Donald Trump, supposed champion of the working class, is stocking his Cabinet with billionaires.
That’s a contrast with his first go-round, when he proposed only one billionaire Cabinet pick: Betsy DeVos, as secretary of education, who funneled public funds into private schools.
At the same time, Trump’s billionaire favoritism isn’t much of a surprise, since his campaign was largely funded by the billionaire class. Billionaires, on the whole, quickly forgave Trump after his attempt to overthrow the 2020 election. After all, he promised to further lower their meager tax burden while reminding them of the $1 trillion increase in their wealth during his mishandling of the COVID-19 pandemic.
Here’s a breakdown of the monied people who will likely soon be in charge of our government.
Linda McMahon: Secretary of Education
A former professional wrestling magnate and billionaire, McMahon is Trump’s pick to run the Department of Education—something she has even less of a background in than DeVos did. However, considering that Trump and other Republicans have called for the dismantling of the department, putting the former WWE CEO in charge does follow a perverse kind of logic.
McMahon served in the first Trump administration’s Cabinet as small business administrator before joining the pro-Trump super PAC America First Action.
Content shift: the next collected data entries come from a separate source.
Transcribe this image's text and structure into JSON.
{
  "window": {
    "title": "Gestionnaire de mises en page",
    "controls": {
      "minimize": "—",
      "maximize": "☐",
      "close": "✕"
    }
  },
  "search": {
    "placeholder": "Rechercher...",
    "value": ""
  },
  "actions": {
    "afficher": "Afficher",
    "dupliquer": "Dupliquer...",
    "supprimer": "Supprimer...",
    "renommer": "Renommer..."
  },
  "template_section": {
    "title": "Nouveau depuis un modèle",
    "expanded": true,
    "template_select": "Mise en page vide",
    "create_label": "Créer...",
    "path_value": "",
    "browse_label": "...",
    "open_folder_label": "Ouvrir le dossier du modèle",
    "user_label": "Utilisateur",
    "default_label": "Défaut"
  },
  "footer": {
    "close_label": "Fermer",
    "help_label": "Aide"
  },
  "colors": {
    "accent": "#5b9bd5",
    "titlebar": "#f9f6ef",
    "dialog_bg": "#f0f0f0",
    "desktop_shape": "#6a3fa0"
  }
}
Howard Lutnick: Commerce Secretary
A cryptocurrency enthusiast and investment banking billionaire, Lutnick is also a backer of Trump’s potentially disastrous tariff plans. He will oversee a department that includes the Census Bureau, the National Oceanic and Atmospheric Administration, and the Patent and Trademark Office, among others. All of those agencies have been earmarked for destruction, slashing, or privatization by the authors of Project 2025, the Heritage Foundation’s plan for a second Trump administration.
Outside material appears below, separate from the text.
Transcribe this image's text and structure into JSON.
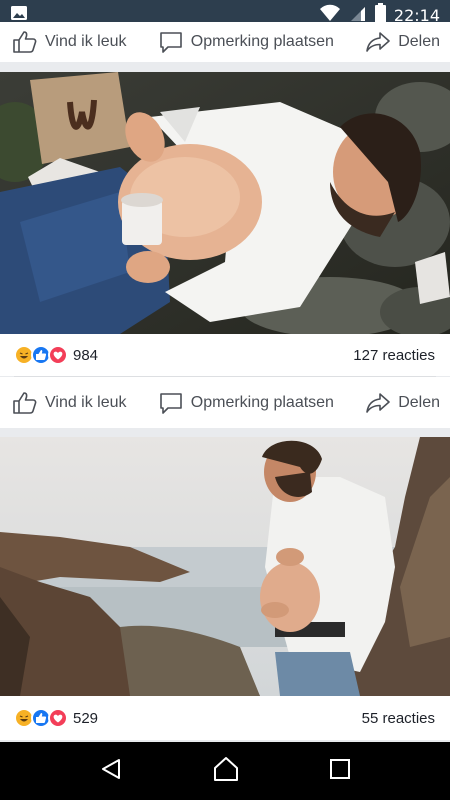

Lutnick, a transition co-chair for Trump, claimed he would not “take a list from [Project 2025],” and Trump spent weeks pretending he had never heard of the wildly unpopular and fascistic plan during his campaign. But now, after the election, things have changed.
Scott Bessent: Treasury Secretary
A billionaire hedge fund manager who openly pushes for austerity measures to reduce the deficit, Bessent was tapped to lead the Treasury Department. That’s likely because he supports Trump’s ill-advised tariff plans, even if those plans are incongruous with his supposed goal of reducing the deficit.
Steven Witkoff: Middle East Envoy
Witkoff made his billions as a New York real estate developer and has ties to oil interests in the region he will likely become a liaison to. Can you say “conflict of interest”?
Jared Isaacman: NASA administrator
Isaacman, a billionaire via a payment process firm he founded, is an advocate for privatizing space programs. He’s never worked for the government, much less NASA, which Trump tapped him to head up. But hey, he did pay an undisclosed amount of money to Elon Musk’s SpaceX to go to space twice, so that makes him an expert, right?
Warren Stephens: Ambassador to United Kingdom
Trump tapped Stephens, an investment banker and Republican megadonor (what a coincidence!), to be the next ambassador to the U.K. According to The Guardian, “Stephens held a 40% stake in a payday loan company, Integrity Advance, that the Consumer Finance Protection Bureau (CFPB) took action against in 2015 for allegedly employing predatory lending practices.” Sweet!
Charles Kushner: Ambassador to France
Charles Kushner (family net worth of over $7 billion) is the father of Trump’s son-in-law Jared Kushner. Trump pardoned the elder Kushner, a tax fraud felon, and now gives the slumlord an ambassadorship—nothing corrupt to see here!
Elon Musk: Co-Chair of Department of Government Efficiency
What is there to say about the world’s richest mid-life crisis? Musk poured billions into buying Twitter, turned it into X, and made it a right-wing propaganda cesspool in service of Trump’s campaign. His wealth shielded him from meaningful consequences related to his unethical (and possibly illegal) voter-registration lotteries.
Along with tech bro Vivek Ramaswamy, Musk will head the “Department of Government Efficiency,” which will not officially be part of the government but is instead a planned advisory commission. (In other words, this is not a Cabinet position.)
Vivek Ramaswamy: Co-Chair of Department of Government Efficiency
Ramaswamy made his money by tricking big investors into believing in his burgeoning drug company Roivant Sciences and its miracle Alzheimer’s drug, intepirdine, which he bought at a bargain price from another company after the drug failed four trials. He then sold people on believing the risky reward would be worth it—but it wasn’t. Ramaswamy was able to secure big buyouts, becoming uber-rich while failing, and was free to pretend he was a special kind of businessman.
Ramaswamy does have one special talent that Trump cherishes: He’s a salesman.
Many of Trump’s rich-as-hell picks have embraced austerity policies that have already failed western democracies. Their disdain for government projects to help the non-rich is likely to lead to more boom for billionaires and more bust for the American people.